The efficient execution of Java programs presents a challenge to hardware and software designers alike. The difficulty however lies with the Java bytecodes. Their model of a simplistic, platform-independent stack machine is well-suited for portability, though at the expense of execution speed. Various approaches are being proposed to increase the speed of Java bytecode programs, including: (1) on-the-fly compilation to native code (also known as JIT or "just-in-time" compilation); (2) traditional ("ahead-of-time") compilation of bytecodes to some higher-level intermediate form and then to native code; and (3) translation of bytecodes to a higher-level language and then use of an existing compiler to produce native code. Speedups on the order of 50 over standard bytecode interpretation have been claimed.

All of these approaches rely upon bytecode analysis (of varying sophistication) to extract information about the program, which is then used to optimize the native code during the translation process. However, extracting information from a bytecode representation is expensive, and in general does not collect all the information originally available at the source-level.

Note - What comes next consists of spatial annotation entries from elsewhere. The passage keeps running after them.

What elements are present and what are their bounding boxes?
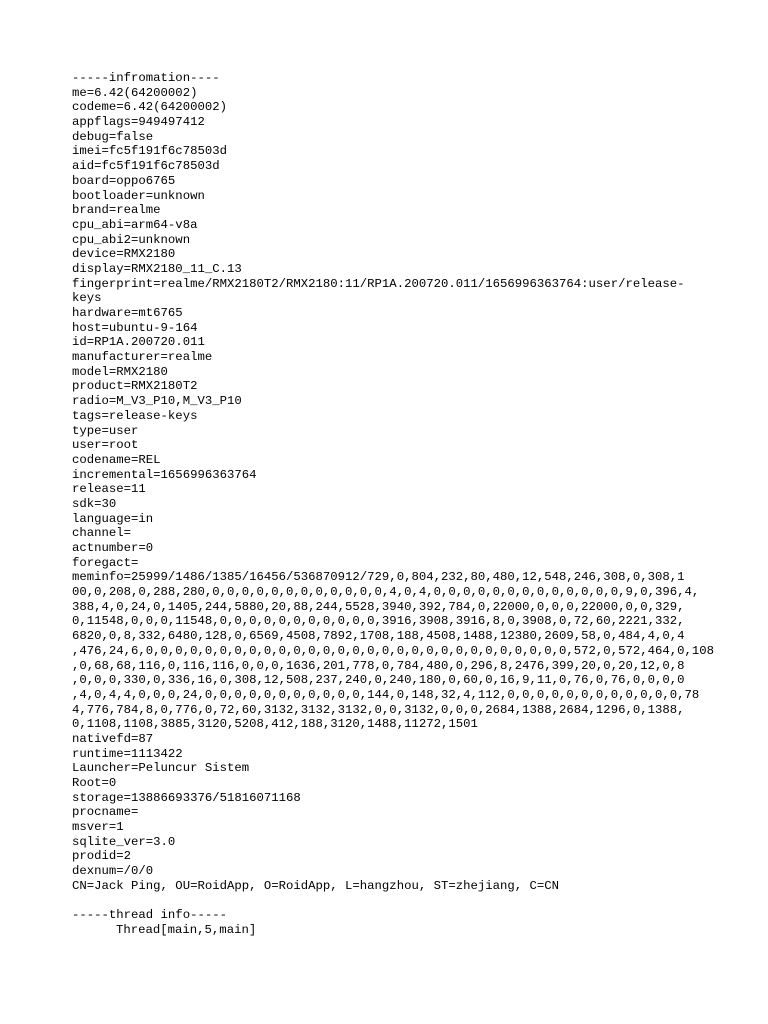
text-line: ,476,24,6,0,0,0,0,0,0,0,0,0,0,0,0,0,0,0,0,0,0,0,0,0,0,0,0,0,0,0,0,0,572,0,572,464,0,108 xyxy=(72,643,715,658)
blank-line xyxy=(72,894,712,909)
document-body xyxy=(72,71,715,938)
text-line: debug=false xyxy=(72,129,154,144)
text-line: manufacturer=realme xyxy=(72,350,213,365)
text-line: imei=fc5f191f6c78503d xyxy=(72,144,227,159)
text-line: keys xyxy=(72,291,102,306)
text-line: Thread[main,5,main] xyxy=(116,922,257,937)
thread-section-header: -----thread info----- xyxy=(72,908,227,923)
text-line: appflags=949497412 xyxy=(72,115,205,130)
text-line: 0,11548,0,0,0,11548,0,0,0,0,0,0,0,0,0,0,0,3916,3908,3916,8,0,3908,0,72,60,2221,332, xyxy=(72,614,685,629)
text-line: radio=M_V3_P10,M_V3_P10 xyxy=(72,394,242,409)
text-line: cpu_abi2=unknown xyxy=(72,232,191,247)
text-line: ,0,68,68,116,0,116,116,0,0,0,1636,201,778,0,784,480,0,296,8,2476,399,20,0,20,12,0,8 xyxy=(72,658,685,673)
text-line: tags=release-keys xyxy=(72,408,198,423)
text-line: incremental=1656996363764 xyxy=(72,467,257,482)
text-line: display=RMX2180_11_C.13 xyxy=(72,261,242,276)
text-line: ,0,0,0,330,0,336,16,0,308,12,508,237,240,0,240,180,0,60,0,16,9,11,0,76,0,76,0,0,0,0 xyxy=(72,673,685,688)
text-line: bootloader=unknown xyxy=(72,188,205,203)
text-line: 4,776,784,8,0,776,0,72,60,3132,3132,3132,0,0,3132,0,0,0,2684,1388,2684,1296,0,1388, xyxy=(72,702,685,717)
info-section-header: -----infromation---- xyxy=(72,71,220,85)
text-line: 00,0,208,0,288,280,0,0,0,0,0,0,0,0,0,0,0,0,4,0,4,0,0,0,0,0,0,0,0,0,0,0,0,0,9,0,396,4, xyxy=(72,585,700,600)
text-line: foregact= xyxy=(72,555,139,570)
text-line: model=RMX2180 xyxy=(72,364,168,379)
text-line: CN=Jack Ping, OU=RoidApp, O=RoidApp, L=hangzhou, ST=zhejiang, C=CN xyxy=(72,878,560,893)
text-line: Launcher=Peluncur Sistem xyxy=(72,761,250,776)
text-line: 6820,0,8,332,6480,128,0,6569,4508,7892,1708,188,4508,1488,12380,2609,58,0,484,4,0,4 xyxy=(72,629,685,644)
text-line: host=ubuntu-9-164 xyxy=(72,320,198,335)
text-line: codename=REL xyxy=(72,452,161,467)
text-line: runtime=1113422 xyxy=(72,746,183,761)
text-line: type=user xyxy=(72,423,139,438)
text-line: meminfo=25999/1486/1385/16456/536870912/729,0,804,232,80,480,12,548,246,308,0,308,1 xyxy=(72,570,685,585)
text-line: storage=13886693376/51816071168 xyxy=(72,790,301,805)
text-line: brand=realme xyxy=(72,203,161,218)
text-line: ,4,0,4,4,0,0,0,24,0,0,0,0,0,0,0,0,0,0,0,144,0,148,32,4,112,0,0,0,0,0,0,0,0,0,0,0,0,78 xyxy=(72,687,700,702)
text-line: actnumber=0 xyxy=(72,541,154,555)
text-line: fingerprint=realme/RMX2180T2/RMX2180:11/RP1A.200720.011/1656996363764:user/release- xyxy=(72,276,685,291)
text-line: language=in xyxy=(72,511,154,526)
text-line: prodid=2 xyxy=(72,849,132,864)
text-line: msver=1 xyxy=(72,820,124,835)
text-line: cpu_abi=arm64-v8a xyxy=(72,217,198,232)
text-line: 0,1108,1108,3885,3120,5208,412,188,3120,1488,11272,1501 xyxy=(72,717,478,732)
text-line: nativefd=87 xyxy=(72,731,154,746)
text-line: user=root xyxy=(72,438,139,453)
text-line: me=6.42(64200002) xyxy=(72,85,198,100)
text-line: sdk=30 xyxy=(72,496,117,511)
text-line: hardware=mt6765 xyxy=(72,306,183,320)
text-line: channel= xyxy=(72,526,132,541)
text-line: board=oppo6765 xyxy=(72,173,176,188)
text-line: 388,4,0,24,0,1405,244,5880,20,88,244,5528,3940,392,784,0,22000,0,0,0,22000,0,0,329, xyxy=(72,599,685,614)
text-line: release=11 xyxy=(72,482,146,497)
text-line: product=RMX2180T2 xyxy=(72,379,198,394)
thread-lines xyxy=(72,923,712,938)
text-line: procname= xyxy=(72,805,139,820)
text-line: aid=fc5f191f6c78503d xyxy=(72,159,220,174)
text-line: device=RMX2180 xyxy=(72,247,176,262)
text-line: sqlite_ver=3.0 xyxy=(72,834,176,849)
info-lines xyxy=(72,85,715,894)
text-line: Root=0 xyxy=(72,776,117,790)
text-line: codeme=6.42(64200002) xyxy=(72,100,227,115)
text-line: dexnum=/0/0 xyxy=(72,864,154,879)
text-line: id=RP1A.200720.011 xyxy=(72,335,205,350)
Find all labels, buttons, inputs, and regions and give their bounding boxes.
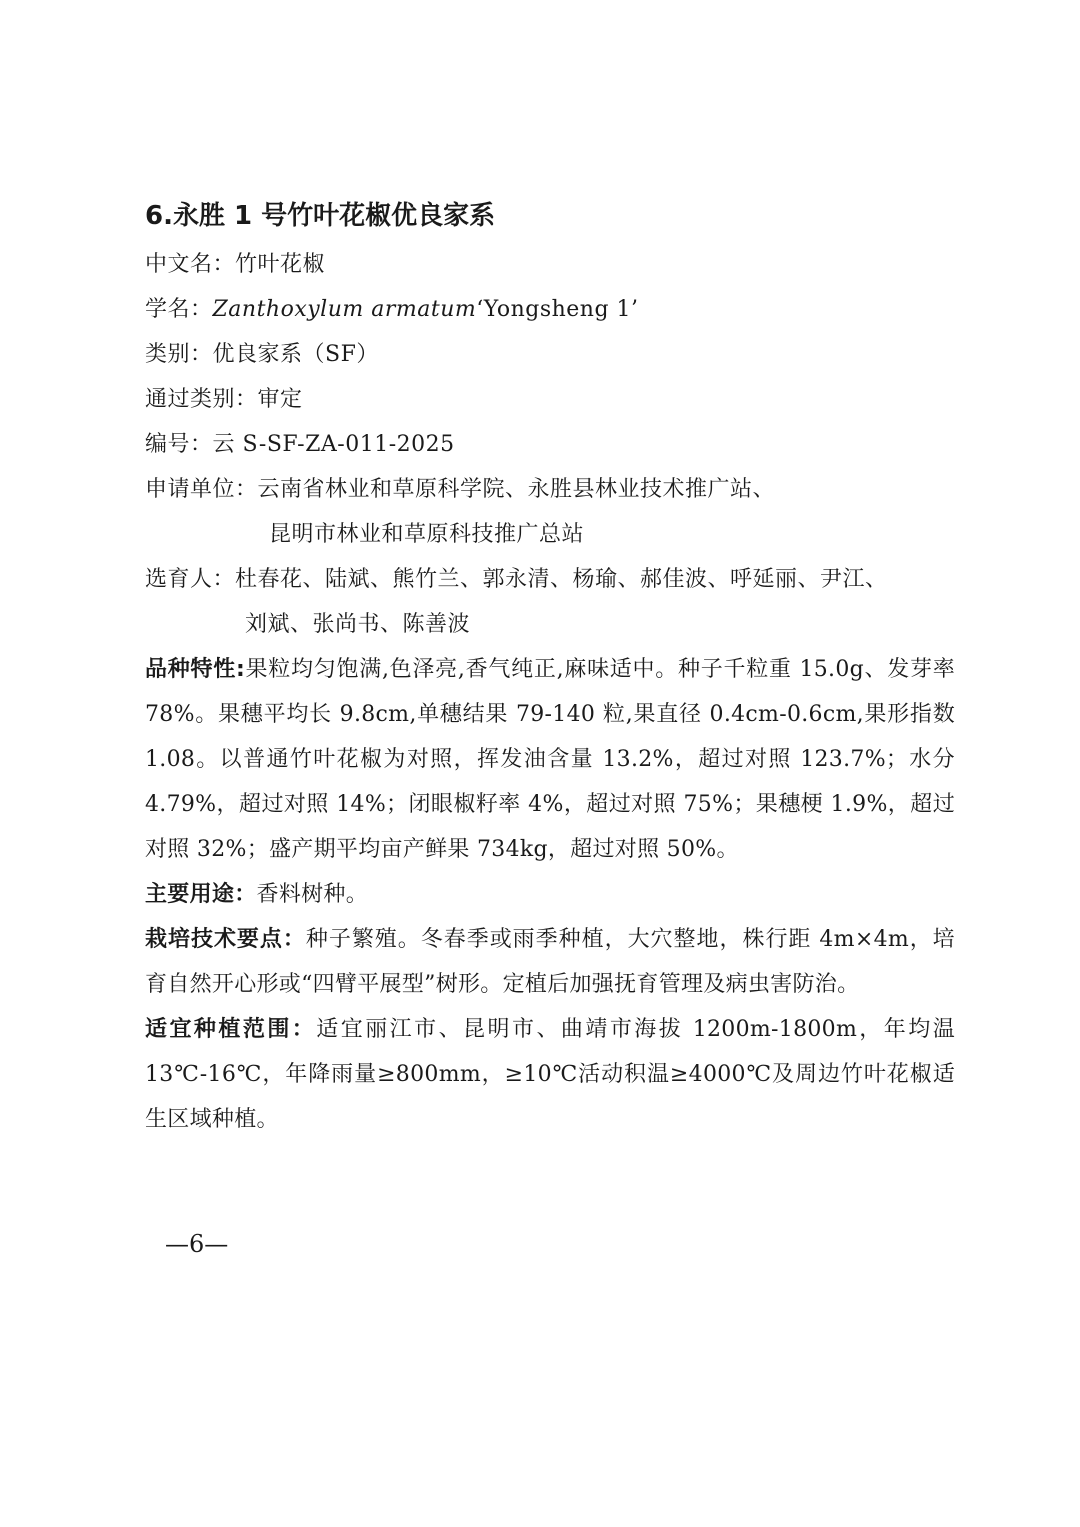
planting-range-label: 适宜种植范围： xyxy=(145,1017,317,1042)
scientific-name-cultivar: ‘Yongsheng 1’ xyxy=(476,297,639,322)
number-label: 编号： xyxy=(145,432,213,457)
approval-type-value: 审定 xyxy=(257,387,303,412)
category-row xyxy=(145,332,955,377)
cultivation-paragraph xyxy=(145,917,955,1007)
scientific-name-row xyxy=(145,287,955,332)
scientific-name-italic: Zanthoxylum armatum xyxy=(212,297,477,322)
approval-type-row xyxy=(145,377,955,422)
characteristics-paragraph xyxy=(145,647,955,872)
characteristics-text: 果粒均匀饱满,色泽亮,香气纯正,麻味适中。种子千粒重 15.0g、发芽率 78%。果穗平均长 9.8cm,单穗结果 79-140 粒,果直径 0.4cm-0.6cm,果形指数 1.08。以普通竹叶花椒为对照，挥发油含量 13.2%，超过对照 123.7%；水分 4.79%，超过对照 14%；闭眼椒籽率 4%，超过对照 75%；果穗梗 1.9%，超过对照 32%；盛产期平均亩产鲜果 734kg，超过对照 50%。 xyxy=(145,657,955,862)
applicant-row xyxy=(145,467,955,512)
planting-range-paragraph xyxy=(145,1007,955,1142)
approval-type-label: 通过类别： xyxy=(145,387,258,412)
number-row xyxy=(145,422,955,467)
chinese-name-value: 竹叶花椒 xyxy=(235,252,326,277)
applicant-line-2: 昆明市林业和草原科技推广总站 xyxy=(269,522,585,547)
main-use-label: 主要用途： xyxy=(145,882,257,907)
cultivation-text: 种子繁殖。冬春季或雨季种植，大穴整地，株行距 4m×4m，培育自然开心形或“四臂平展型”树形。定植后加强抚育管理及病虫害防治。 xyxy=(145,927,955,997)
chinese-name-label: 中文名： xyxy=(145,252,236,277)
breeders-row xyxy=(145,557,955,602)
breeders-row-continued xyxy=(145,602,955,647)
category-label: 类别： xyxy=(145,342,213,367)
characteristics-label: 品种特性: xyxy=(145,657,246,682)
cultivation-label: 栽培技术要点： xyxy=(145,927,306,952)
page-number: —6— xyxy=(165,1230,229,1258)
applicant-line-1: 云南省林业和草原科学院、永胜县林业技术推广站、 xyxy=(257,477,776,502)
main-use-paragraph xyxy=(145,872,955,917)
breeders-line-1: 杜春花、陆斌、熊竹兰、郭永清、杨瑜、郝佳波、呼延丽、尹江、 xyxy=(235,567,888,592)
breeders-label: 选育人： xyxy=(145,567,236,592)
applicant-row-continued xyxy=(145,512,955,557)
page-title: 6.永胜 1 号竹叶花椒优良家系 xyxy=(145,201,496,231)
number-value: 云 S-SF-ZA-011-2025 xyxy=(212,432,455,457)
breeders-line-2: 刘斌、张尚书、陈善波 xyxy=(245,612,471,637)
category-value: 优良家系（SF） xyxy=(212,342,379,367)
planting-range-text: 适宜丽江市、昆明市、曲靖市海拔 1200m-1800m，年均温 13℃-16℃，年降雨量≥800mm，≥10℃活动积温≥4000℃及周边竹叶花椒适生区域种植。 xyxy=(145,1017,955,1132)
scientific-name-label: 学名： xyxy=(145,297,213,322)
applicant-label: 申请单位： xyxy=(145,477,258,502)
main-use-text: 香料树种。 xyxy=(256,882,369,907)
document-body xyxy=(145,190,955,1142)
chinese-name-row xyxy=(145,242,955,287)
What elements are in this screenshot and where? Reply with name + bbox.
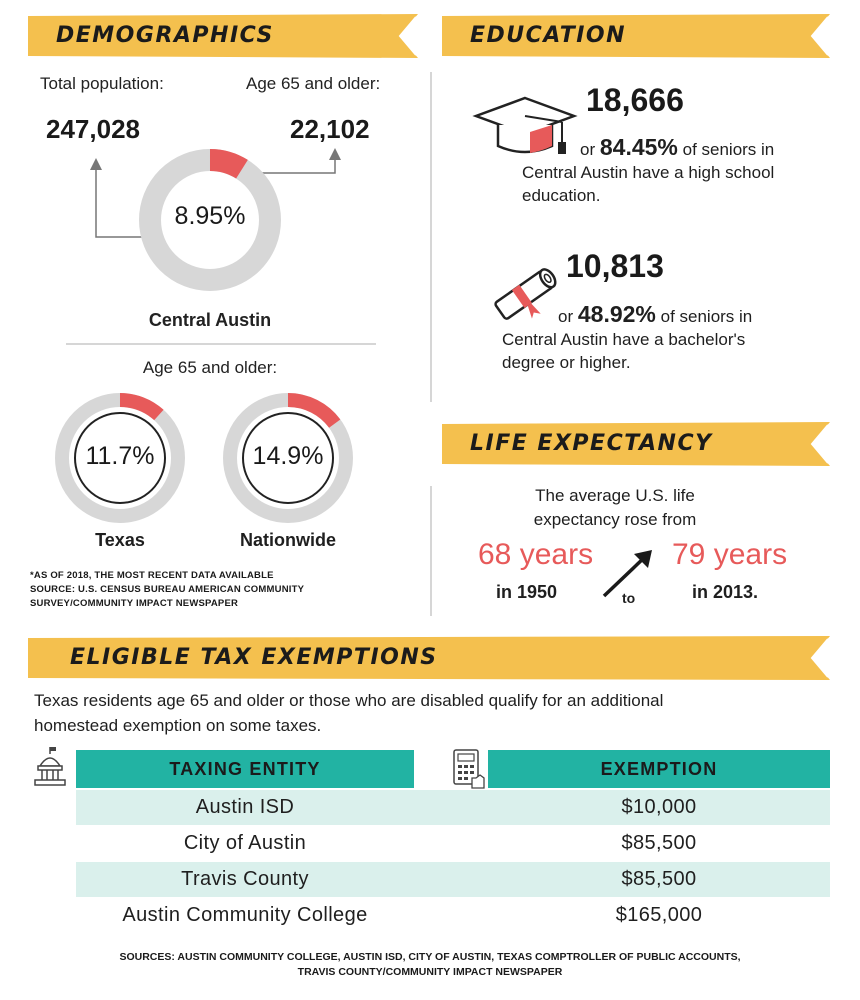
column-header-exemption: EXEMPTION xyxy=(488,750,830,788)
footnote-line: SURVEY/COMMUNITY IMPACT NEWSPAPER xyxy=(30,598,239,609)
tax-sources xyxy=(20,950,840,980)
demographics-title: DEMOGRAPHICS xyxy=(56,23,274,48)
demographics-divider xyxy=(66,343,376,345)
nationwide-percent: 14.9% xyxy=(252,442,324,470)
texas-label: Texas xyxy=(95,530,145,550)
table-cell-exemption: $165,000 xyxy=(615,904,703,926)
column-divider-lower xyxy=(430,486,432,616)
tax-desc-line: Texas residents age 65 and older or those who are disabled qualify for an additional xyxy=(34,691,664,710)
column-divider xyxy=(430,72,432,402)
table-cell-exemption: $85,500 xyxy=(621,868,697,890)
donut-highlight-segment xyxy=(210,160,242,169)
footnote-line: SOURCE: U.S. CENSUS BUREAU AMERICAN COMMUNITY xyxy=(30,584,305,595)
nationwide-label: Nationwide xyxy=(239,530,336,550)
ba-line-2: Central Austin have a bachelor's xyxy=(502,330,746,349)
ba-line-3: degree or higher. xyxy=(502,353,631,372)
life-to-word: to xyxy=(622,590,636,606)
central-austin-percent: 8.95% xyxy=(174,202,246,230)
footnote-line: *AS OF 2018, THE MOST RECENT DATA AVAILABLE xyxy=(30,570,274,581)
table-cell-exemption: $85,500 xyxy=(621,832,697,854)
column-header-taxing-entity: TAXING ENTITY xyxy=(76,750,414,788)
tax-description xyxy=(34,688,834,738)
life-to-year: in 2013. xyxy=(692,582,759,602)
hs-or: or xyxy=(580,140,596,159)
life-expectancy-title: LIFE EXPECTANCY xyxy=(470,431,713,456)
ba-count: 10,813 xyxy=(566,248,664,284)
central-austin-donut xyxy=(138,148,282,292)
demographics-footnote xyxy=(30,569,420,611)
hs-line-1 xyxy=(522,136,832,161)
life-from-year: in 1950 xyxy=(496,582,558,602)
education-banner xyxy=(442,14,830,58)
hs-count: 18,666 xyxy=(586,82,684,118)
ba-description xyxy=(502,303,822,374)
hs-percent: 84.45% xyxy=(599,134,678,160)
ba-line1-rest: of seniors in xyxy=(660,307,753,326)
hs-line-3: education. xyxy=(522,186,601,205)
table-cell-entity: Travis County xyxy=(181,868,309,890)
age65-value: 22,102 xyxy=(290,114,370,144)
life-intro xyxy=(470,484,760,532)
table-cell-entity: City of Austin xyxy=(183,832,307,854)
table-cell-exemption: $10,000 xyxy=(621,796,697,818)
hs-line1-rest: of seniors in xyxy=(682,140,775,159)
life-intro-line: The average U.S. life xyxy=(535,486,695,505)
arrowhead-total xyxy=(90,158,102,170)
tax-desc-line: homestead exemption on some taxes. xyxy=(34,716,322,735)
life-intro-line: expectancy rose from xyxy=(533,510,697,529)
table-cell-entity: Austin Community College xyxy=(122,904,368,926)
life-from-value: 68 years xyxy=(478,538,594,571)
hs-line-2: Central Austin have a high school xyxy=(522,163,775,182)
ba-line-1 xyxy=(502,303,822,328)
connector-total xyxy=(96,165,142,237)
table-cell-entity: Austin ISD xyxy=(195,796,295,818)
ba-percent: 48.92% xyxy=(577,301,656,327)
hs-description xyxy=(522,136,832,207)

In this paper we propose an optimization approach based on bytecode annotations. The bytecodes are annotated during the original source code to bytecode translation, allowing both traditional interpretation by a JVM and aggressive optimization by an annotation-aware bytecode compiler. Annotations do not hinder portability nor compatibility, while preserving optimization information that is (1) expensive to recompute and (2) sometimes impossible to recompute. Preliminary results yield bytecode with C-like performance using JIT technology.